Anonymous posted on Tuesday, November 02, 2004 - 10:17 am
I am trying to determine the goodness-of-fit of some LCA and LTA models where my variables are nominal. I would really like to get the Pearson chi-square and likelihood ratio chi-square values for these nominal models, but apparently I can only get these chi-square values for categorical models. What should I do?
bmuthen posted on Tuesday, November 02, 2004 - 11:09 am
The current version does not yet have these chi-squares for nominal outcomes. But you can obtain this test by specifying the variables as categorical instead of nominal since that gives the same model fit (same number of parameters and loglikelihood value) when you don't have covariates.
Boliang Guo posted on Thursday, November 17, 2005 - 1:57 am
Dr.

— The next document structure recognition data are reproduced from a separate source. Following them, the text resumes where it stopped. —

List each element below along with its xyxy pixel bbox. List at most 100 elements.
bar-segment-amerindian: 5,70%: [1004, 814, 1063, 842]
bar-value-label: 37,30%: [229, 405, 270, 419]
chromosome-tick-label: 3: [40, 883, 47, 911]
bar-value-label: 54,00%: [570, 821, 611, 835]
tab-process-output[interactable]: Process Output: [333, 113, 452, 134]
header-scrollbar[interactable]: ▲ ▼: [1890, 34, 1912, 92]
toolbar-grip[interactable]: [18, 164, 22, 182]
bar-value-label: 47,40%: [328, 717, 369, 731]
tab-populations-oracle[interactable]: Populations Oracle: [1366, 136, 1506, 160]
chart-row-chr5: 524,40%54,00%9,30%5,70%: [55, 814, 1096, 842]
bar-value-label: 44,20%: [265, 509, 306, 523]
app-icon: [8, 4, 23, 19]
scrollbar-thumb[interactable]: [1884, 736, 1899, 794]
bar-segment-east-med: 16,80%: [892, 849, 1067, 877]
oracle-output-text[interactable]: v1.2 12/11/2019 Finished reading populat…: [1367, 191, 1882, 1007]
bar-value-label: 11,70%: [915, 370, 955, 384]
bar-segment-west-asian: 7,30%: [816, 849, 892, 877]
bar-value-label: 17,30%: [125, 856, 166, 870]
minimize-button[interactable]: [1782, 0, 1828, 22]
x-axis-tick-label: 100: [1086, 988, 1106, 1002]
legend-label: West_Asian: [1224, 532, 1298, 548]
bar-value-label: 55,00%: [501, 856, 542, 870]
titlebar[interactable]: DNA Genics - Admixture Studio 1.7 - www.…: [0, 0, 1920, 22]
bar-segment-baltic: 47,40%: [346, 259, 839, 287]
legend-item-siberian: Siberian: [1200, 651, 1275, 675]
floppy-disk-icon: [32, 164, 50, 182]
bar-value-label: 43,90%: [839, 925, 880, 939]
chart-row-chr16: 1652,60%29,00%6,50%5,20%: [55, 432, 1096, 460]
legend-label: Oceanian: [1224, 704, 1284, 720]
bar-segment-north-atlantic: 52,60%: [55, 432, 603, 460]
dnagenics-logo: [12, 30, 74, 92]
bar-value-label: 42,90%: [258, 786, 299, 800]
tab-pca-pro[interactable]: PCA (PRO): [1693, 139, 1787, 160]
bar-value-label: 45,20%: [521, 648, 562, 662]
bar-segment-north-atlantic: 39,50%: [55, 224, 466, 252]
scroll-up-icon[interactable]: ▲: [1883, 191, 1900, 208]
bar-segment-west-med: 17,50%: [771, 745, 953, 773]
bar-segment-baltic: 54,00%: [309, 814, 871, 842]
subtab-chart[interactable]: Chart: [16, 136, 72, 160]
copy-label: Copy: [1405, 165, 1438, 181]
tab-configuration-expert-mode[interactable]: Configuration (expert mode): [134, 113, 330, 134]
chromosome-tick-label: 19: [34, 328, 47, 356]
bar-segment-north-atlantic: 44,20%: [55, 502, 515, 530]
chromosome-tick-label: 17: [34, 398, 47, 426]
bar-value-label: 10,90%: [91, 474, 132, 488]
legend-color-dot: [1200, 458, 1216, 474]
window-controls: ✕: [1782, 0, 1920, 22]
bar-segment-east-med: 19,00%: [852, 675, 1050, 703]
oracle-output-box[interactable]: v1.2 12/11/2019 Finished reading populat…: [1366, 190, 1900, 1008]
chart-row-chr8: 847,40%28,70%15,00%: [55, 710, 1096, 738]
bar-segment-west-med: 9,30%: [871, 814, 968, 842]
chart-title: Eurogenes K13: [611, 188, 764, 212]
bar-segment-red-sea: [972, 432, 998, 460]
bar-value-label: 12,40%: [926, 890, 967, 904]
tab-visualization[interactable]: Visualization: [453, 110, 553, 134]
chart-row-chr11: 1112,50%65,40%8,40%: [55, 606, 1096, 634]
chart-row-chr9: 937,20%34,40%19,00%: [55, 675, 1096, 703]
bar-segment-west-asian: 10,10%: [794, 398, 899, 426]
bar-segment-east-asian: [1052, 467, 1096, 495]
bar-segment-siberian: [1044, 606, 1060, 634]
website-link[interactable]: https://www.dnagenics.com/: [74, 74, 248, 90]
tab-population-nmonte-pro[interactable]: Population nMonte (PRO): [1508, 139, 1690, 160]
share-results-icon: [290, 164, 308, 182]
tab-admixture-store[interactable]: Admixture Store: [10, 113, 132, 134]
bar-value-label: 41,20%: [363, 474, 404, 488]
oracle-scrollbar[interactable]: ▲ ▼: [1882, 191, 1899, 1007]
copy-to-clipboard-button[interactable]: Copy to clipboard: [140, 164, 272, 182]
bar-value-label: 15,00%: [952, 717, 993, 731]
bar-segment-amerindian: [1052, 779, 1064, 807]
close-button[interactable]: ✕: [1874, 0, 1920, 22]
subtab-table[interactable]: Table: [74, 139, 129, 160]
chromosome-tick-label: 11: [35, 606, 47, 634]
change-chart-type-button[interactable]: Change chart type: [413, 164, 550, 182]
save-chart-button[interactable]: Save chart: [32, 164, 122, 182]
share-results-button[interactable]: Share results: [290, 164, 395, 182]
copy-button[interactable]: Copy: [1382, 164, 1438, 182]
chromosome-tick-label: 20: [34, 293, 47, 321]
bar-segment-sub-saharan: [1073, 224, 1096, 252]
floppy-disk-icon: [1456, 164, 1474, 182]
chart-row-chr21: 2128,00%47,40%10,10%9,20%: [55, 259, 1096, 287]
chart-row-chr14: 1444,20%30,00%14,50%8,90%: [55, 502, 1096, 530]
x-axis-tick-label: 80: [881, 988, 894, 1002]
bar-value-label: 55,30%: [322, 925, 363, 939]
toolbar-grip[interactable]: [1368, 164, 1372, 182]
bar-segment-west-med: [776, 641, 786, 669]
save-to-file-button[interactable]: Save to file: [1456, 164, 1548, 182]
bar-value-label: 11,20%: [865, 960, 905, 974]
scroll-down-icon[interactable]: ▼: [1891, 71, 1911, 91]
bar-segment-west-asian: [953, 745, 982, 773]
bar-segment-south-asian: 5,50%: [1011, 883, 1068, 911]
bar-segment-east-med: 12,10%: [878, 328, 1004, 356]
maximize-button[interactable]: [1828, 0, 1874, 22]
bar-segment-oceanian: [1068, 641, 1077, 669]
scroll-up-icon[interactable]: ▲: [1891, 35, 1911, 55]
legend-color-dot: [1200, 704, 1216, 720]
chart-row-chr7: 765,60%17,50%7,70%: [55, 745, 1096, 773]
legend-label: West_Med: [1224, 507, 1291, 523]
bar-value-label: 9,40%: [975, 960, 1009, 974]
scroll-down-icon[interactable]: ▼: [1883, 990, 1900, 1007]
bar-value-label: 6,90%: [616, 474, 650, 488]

Muthen, here is a general issue on model identificant which need your help to shed light me on.
Professor Velicer in University of Rhode Island, published a paper on LTA for smoker. he used winLTA for his study (result from WinLTA is almost same with the result from Mplus, G2 in winlta is same as the likelihood chi sq in Mplus).
Briefly say, he tested 3 LTA models to see which one is the best. He concluded that the Model3, with the least G2 value are the best model for his study.
I check his paper and find all his G2 value are significant, even the G2 in his best model are also 284.35, 703.979, 457.343 and 564.485, all with 7 df, respectively for different measurement occassion. For pure model comparison, model 3 with the least G2 is accepted but G2 in all his models are statistically significant, generally speaking, nonsignificant G2 is a indicator for an accepted model, if I am not wrong, I will say all his model are not accepted following the nonsignificant G2 rule, am I right? some one say Chi sq is a badness of fit, less chi sq like the less badness for model comparsion, but could we say a less bad model is accpeted although it is really BAD!!!?
thanks for your attention on my novice question. Prof.Velicer's paper: Addictive behaviors, 21, 67-80, 1996
bmuthen posted on Thursday, November 17, 2005 - 5:20 am
The LRT chi square testing against an unrestricted frequency table is only useful with a small number of variables, say < 10. Otherwise, small cell frequencies make the test statistic deviate from chi square. Another consideration is if the sample size is very big in which case you may have more power than you need to reject the model. If the number of items is small and the sample size not huge, I think a significant LRT should lead to model rejection. Other statistics are also useful for deciding on the number of classes such as BIC and bootstrapped LRT for testing k-1 vs k classes.